SECONDO TEMPO – La ripresa si apre con Avellino in attacco: i biancoverdi ci provano prima con Marrone (1’), poi con Parente che stampa la palla sul palo. Al 6’ direttamente su rilancio di Erba è ancora Marrone che sfiora il legno. Dopo un minuto, è Milito a sprecare clamorosamente un’azione, dopo aver saltato tutti gli avversari. La scossa in casa gialloblù non tarda ad arrivare ed è affidata ai piedi del potente Somma, ma Padovano fa buona guardia. Al 9’ gli ospiti pattano i conti: su calcio d’angolo, Milito devia in rete la palla fissando il risultato sul 3-3. Comincia l’assedio stabiese, ma Erba si oppone bene alle bordate gialloblù. Al 15’, fallo da rigore netto su Marrone, atterrato dall’estremo difensore ospite. Per il secondo arbitro è solo calcio d’angolo. Mister Carbone cambia le carte in tavola, mandando nella mischia Balestrieri al posto di Padovano. Al 21’ però le vespe passano per la prima volta in vantaggio: gran botta di Somma, Erba respinge ma non trattiene, il rimpallo finisce sui piedi di Cutolo che non può far altro che insaccare. Avellino cerca di rimonta e si affida all’estro di Balestrieri, che lancia Marrone. Il tiro del bomber finisce sull’esterno del palo. Ancora Marrone ci prova al 24’, la sfera termina fuori di un soffio. 25’ Angellotti atterra Balestrieri in area di rigore, stavolta viene assegnato il penalty. Il secondo fischietto tira fuori il cartellino rosso diretto all’indirizzo di Angellotti (ammonto nel primo tempo) per fallo da ultimo uomo. Sul dischetto si porta Milito, Amoruso copre lo specchio con la sua grossa mole ma il tiro del ‘Bombardiere’ è potente e si infila tra la mano del portiere ospite e la traversa. 4-4 e palla al centro. C’è ancora tempo per qualche lieve sussulto, ma dopo due minuti di recupero l’arbitro manda tutti negli spogliatoi a bere un meritatissimo tè caldo.
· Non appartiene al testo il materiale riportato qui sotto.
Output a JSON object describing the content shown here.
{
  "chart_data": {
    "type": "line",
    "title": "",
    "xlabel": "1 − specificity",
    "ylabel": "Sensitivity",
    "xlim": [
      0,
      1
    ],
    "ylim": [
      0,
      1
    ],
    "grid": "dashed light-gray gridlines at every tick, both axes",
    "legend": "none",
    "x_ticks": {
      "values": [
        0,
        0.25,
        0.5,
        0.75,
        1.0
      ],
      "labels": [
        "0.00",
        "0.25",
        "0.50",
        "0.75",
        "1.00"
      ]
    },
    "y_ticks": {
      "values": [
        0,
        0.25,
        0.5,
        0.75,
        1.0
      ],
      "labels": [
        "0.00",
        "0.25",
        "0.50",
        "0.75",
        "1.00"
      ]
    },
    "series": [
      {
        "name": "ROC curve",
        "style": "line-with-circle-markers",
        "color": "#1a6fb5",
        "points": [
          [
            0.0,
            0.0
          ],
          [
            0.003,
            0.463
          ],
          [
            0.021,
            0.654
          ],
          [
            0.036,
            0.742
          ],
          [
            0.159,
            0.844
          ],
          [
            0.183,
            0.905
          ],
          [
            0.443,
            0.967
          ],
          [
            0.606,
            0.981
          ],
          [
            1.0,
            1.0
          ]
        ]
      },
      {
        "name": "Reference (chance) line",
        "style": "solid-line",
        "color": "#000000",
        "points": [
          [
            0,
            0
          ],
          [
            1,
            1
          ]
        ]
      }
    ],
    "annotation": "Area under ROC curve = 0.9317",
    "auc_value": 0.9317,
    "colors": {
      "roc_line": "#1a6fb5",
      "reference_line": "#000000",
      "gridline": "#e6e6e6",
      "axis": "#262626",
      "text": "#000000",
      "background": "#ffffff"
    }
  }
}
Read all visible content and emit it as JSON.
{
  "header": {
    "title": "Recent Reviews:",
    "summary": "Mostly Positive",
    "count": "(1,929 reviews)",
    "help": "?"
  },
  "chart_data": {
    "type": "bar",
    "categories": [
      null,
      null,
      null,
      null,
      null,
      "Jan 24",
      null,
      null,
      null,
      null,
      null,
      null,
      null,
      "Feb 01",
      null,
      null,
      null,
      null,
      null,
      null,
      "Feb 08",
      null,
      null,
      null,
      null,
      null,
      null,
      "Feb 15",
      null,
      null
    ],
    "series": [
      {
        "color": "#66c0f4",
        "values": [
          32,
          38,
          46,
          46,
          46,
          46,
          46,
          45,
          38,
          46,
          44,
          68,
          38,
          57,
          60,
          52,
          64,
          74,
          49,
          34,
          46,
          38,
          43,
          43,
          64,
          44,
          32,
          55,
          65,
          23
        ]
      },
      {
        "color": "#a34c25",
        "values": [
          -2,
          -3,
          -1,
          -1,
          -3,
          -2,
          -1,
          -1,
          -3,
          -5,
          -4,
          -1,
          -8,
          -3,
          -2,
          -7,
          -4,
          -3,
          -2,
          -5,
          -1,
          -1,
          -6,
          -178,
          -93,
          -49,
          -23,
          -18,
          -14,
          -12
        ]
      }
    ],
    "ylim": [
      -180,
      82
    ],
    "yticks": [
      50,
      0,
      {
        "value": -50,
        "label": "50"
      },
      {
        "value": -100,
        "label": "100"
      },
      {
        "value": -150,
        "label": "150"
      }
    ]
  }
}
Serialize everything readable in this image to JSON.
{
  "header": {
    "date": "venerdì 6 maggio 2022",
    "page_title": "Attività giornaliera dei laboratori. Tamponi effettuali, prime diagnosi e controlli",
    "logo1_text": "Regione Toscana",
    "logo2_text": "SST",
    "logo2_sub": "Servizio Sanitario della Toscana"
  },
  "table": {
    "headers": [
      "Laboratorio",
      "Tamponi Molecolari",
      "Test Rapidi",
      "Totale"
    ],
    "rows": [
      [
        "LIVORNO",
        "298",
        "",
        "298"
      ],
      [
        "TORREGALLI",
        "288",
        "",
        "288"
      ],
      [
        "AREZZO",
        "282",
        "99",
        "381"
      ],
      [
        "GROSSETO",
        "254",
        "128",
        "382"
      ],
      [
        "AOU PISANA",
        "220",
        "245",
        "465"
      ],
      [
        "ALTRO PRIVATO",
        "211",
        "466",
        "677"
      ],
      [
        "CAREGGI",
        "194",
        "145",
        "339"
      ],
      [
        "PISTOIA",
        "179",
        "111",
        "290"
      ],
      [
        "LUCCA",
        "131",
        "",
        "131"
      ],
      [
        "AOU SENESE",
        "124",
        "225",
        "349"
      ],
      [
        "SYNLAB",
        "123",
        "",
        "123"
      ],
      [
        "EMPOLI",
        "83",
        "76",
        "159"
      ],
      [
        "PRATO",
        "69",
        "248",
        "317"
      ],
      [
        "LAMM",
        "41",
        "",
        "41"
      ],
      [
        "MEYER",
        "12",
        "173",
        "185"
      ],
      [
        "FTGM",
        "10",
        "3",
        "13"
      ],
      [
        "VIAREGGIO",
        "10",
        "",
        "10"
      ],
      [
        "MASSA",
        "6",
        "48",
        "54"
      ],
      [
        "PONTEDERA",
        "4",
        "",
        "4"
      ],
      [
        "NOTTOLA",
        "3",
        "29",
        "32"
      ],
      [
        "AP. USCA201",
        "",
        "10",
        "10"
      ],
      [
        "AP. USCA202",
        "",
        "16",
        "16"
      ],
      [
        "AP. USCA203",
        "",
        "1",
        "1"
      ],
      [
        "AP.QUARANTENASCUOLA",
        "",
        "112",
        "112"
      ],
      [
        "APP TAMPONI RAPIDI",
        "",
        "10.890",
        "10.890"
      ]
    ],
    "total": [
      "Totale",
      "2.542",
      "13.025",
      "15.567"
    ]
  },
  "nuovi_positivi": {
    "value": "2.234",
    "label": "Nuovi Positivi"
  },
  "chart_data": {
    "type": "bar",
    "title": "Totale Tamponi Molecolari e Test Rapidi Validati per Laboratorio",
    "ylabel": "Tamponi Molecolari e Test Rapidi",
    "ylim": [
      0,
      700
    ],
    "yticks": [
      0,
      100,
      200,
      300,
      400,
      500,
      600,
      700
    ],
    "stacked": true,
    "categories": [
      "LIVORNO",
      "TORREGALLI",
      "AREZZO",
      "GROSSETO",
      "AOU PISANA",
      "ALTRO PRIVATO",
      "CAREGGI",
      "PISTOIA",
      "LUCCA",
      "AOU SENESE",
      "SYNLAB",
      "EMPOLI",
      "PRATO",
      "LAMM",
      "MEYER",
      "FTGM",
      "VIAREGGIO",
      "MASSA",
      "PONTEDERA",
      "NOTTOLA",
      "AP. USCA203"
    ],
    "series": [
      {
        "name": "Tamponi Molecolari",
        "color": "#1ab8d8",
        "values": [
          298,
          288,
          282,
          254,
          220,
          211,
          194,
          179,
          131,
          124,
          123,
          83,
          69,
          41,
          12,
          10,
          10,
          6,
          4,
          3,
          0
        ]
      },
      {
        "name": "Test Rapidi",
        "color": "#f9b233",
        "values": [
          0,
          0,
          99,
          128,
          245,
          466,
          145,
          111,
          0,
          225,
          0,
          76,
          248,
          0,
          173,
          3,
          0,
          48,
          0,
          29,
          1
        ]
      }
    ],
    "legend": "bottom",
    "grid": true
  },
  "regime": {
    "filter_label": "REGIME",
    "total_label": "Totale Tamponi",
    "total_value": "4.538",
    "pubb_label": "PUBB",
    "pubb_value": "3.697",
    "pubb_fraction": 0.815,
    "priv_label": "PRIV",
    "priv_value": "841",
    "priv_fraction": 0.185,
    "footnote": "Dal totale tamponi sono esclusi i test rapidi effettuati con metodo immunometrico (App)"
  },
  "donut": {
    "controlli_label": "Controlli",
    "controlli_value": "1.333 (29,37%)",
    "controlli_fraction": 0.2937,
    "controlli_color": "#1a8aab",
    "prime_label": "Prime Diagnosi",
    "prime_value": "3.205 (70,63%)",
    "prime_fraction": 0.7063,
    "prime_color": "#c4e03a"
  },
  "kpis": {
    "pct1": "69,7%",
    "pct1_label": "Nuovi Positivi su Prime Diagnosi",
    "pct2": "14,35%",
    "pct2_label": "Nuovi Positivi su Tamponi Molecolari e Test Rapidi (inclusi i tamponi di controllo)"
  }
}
In virtù di questo punto ottenuto da entrambe, la classifica, certo, si muove poco, lupi e vespe camminano ancora a braccetto a 55 punti, ma mentre gli irpini sono attesi sabato dal derbyssimo contro il Futsal Solofra, gli stabiesi saranno di scena in quel di Afragola. In campo, nonostante tutto, per fortuna, questa sera ha vinto lo sport.
I TABELLINI
CUS AVELLINO: Milito, Balestrieri, Iandolo (K), Lanzetta, Marrone, Erba (VK) (p), Rizzo (p), Cunzo, Padovano, Parente, Arena (p)
All: Carbone
CITTA’ DELLE ACQUE: Amoruso (p), Casinelli, Cutolo, Cascone (VK), Angellotti, Garzillo, Amoroso (K), Ruggiero, Somma, Mirano, Aprile
All: Atronne
ARBITRI: Antonio Marino di Agropoli e Ciro Mennella di Torre del Greco
FINALE :4-4
MARCATORI: 2’ pt e 21’ st Somma (CA), 3’ e 13’ pt Marrone (CUS), 10’ pt Parente (CUS), 28’ pt Amoroso, 9’ st Milito (CUS) (a), 25’ st Milito (CUS) (r)
NOTE:<7B> recupero del ventottesimo turno di C1 sul neutro ‘Nocelleto’ di Cesinali (AV).